Alternative Dispute Resolution: Arbitration and Mediation
The courts of law have plenty of cases to deal with, where there is an increasing backlog with each passing day. There is a greater need now for alternative dispute resolution than before. In most countries, this approach is seen as the only way to streamline the operations of the judicial system, by getting the desired results, and clear the backlog in place.
Alternative dispute resolution is based on the principles of arbitration and mediation. In certain circles, you will hear of these two terms being referred to as meaning the same thing. But there are certain distinctions that exist between the two.
Arbitration deals with bringing the parties in a dispute before a certified arbitrator. The procedure is like that of a court, where the arbitrator listens to and factors in the evidence submitted by each party. They then deliberate on all they have heard and come up with a solution to the dispute. The decision of the arbitrator is normally binding. Therefore, after the arbitration stage, there is to be no more conflicts of misunderstandings over the matter.
Mediation is normally handled by a certified mediator. In mediation, it is not a simple matter of listening to the evidence produces by the parties involved and coming up with a solution. Mediation is focused on bringing the disputing parties together on settling on common ground and agree on things. Mediation, therefore, guides the parties to an agreement, as is the intention of the mediator. There is no binding them to the agreement, but rather getting them to see reason in coming together.

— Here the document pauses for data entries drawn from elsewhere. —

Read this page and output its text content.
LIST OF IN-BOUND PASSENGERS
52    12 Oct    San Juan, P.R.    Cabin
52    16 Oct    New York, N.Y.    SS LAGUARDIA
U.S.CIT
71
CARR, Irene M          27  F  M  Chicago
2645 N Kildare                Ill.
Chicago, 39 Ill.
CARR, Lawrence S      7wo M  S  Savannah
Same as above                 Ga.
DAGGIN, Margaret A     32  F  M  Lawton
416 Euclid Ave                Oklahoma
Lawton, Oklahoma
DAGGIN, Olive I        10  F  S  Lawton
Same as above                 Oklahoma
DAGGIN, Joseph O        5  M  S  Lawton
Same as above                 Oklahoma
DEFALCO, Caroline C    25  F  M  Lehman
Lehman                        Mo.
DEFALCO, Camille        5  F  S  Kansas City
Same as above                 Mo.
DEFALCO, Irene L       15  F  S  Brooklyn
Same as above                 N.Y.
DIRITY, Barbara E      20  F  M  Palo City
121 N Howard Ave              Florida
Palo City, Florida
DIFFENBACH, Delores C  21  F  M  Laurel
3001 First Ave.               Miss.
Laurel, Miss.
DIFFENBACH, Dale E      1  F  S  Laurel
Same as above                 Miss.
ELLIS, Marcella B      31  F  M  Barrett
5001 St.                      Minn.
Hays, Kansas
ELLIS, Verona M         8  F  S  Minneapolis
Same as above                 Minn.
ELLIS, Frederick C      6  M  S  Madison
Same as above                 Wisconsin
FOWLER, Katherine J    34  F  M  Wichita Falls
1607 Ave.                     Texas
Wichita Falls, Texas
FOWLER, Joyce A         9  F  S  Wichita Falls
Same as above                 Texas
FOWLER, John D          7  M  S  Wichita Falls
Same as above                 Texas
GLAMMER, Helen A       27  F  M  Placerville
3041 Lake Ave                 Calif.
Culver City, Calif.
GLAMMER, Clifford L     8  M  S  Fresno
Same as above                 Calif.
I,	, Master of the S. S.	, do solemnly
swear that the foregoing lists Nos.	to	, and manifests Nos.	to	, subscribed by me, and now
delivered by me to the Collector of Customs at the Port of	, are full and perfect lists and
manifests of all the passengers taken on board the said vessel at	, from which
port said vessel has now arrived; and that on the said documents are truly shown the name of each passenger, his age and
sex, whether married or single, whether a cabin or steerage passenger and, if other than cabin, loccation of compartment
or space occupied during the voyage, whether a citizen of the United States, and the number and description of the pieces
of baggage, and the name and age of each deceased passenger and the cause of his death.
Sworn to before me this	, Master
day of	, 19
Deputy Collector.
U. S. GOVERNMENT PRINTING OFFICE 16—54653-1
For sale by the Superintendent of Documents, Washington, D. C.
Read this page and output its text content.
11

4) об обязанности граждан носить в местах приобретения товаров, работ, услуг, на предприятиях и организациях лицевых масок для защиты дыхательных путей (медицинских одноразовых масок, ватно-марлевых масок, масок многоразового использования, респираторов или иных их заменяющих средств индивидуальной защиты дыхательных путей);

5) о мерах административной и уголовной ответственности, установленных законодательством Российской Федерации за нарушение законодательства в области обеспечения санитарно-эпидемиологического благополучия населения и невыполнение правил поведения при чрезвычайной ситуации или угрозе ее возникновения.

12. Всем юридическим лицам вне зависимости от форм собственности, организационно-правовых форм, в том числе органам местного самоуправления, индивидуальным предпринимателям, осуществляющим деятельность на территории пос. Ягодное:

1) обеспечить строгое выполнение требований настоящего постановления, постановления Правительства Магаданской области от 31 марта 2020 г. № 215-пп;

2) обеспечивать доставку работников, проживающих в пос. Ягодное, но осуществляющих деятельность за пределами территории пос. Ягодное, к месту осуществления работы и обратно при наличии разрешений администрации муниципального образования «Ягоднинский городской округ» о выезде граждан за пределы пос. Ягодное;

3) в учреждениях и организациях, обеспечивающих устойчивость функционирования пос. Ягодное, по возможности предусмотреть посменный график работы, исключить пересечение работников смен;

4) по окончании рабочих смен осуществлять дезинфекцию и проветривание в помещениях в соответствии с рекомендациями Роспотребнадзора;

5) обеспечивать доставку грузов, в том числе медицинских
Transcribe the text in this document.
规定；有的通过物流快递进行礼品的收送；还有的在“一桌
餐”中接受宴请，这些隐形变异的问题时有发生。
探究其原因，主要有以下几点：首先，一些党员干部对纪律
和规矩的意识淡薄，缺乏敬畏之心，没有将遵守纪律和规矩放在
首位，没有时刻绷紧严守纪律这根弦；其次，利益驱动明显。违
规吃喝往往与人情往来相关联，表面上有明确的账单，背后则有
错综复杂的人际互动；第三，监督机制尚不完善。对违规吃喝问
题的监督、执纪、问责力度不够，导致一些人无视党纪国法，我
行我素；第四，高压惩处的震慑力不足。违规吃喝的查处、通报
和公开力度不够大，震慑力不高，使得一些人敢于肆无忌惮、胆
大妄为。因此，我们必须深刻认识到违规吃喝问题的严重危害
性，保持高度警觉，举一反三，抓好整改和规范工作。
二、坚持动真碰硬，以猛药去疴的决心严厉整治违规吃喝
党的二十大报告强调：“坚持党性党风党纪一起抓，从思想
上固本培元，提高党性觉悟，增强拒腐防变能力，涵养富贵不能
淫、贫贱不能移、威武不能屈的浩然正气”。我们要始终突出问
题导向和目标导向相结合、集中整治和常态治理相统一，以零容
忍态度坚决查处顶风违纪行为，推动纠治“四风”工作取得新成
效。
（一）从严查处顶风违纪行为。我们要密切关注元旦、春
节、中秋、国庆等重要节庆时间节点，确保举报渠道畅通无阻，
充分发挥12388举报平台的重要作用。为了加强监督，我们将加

We live at a time when it is a good idea to make sure contractual agreements are carried out with a step where they to go arbitration before they become legally binding. In case there are any disagreements and conflicts, they will first be ironed out before the contract goes to the next step. It will be much faster than taking it to the courts, where there is already a backlog that can only delay proceedings in the agreement.
You may also hear of certain courts out there that require any parties entangled in a dispute to go for mediation to resolve whatever disputes they have, instead of it going to a full-blown trial. Mediation is therefore seen in the practice in divorce cases, and such cases where family law is center stage, e it child custody cases, child support issues, and such.
In an arbitration case, whoever loses has to foot the fees that come with the process. As for mediation, the parties involved usually split those costs amongst themselves, unless there was another directive in place. Some situations dictate that there be some other form of payment plan in place.
An arbitrator and a mediator are specially trained professionals who are certified to hold those positions. They are legal professionals, as they both possess law degrees. Therefore, when you need to use arbitration or mediation services, you need to seek the intervention of the right professional. Check to see what certification they hold, their level of experience, and their specialization in your particular issue.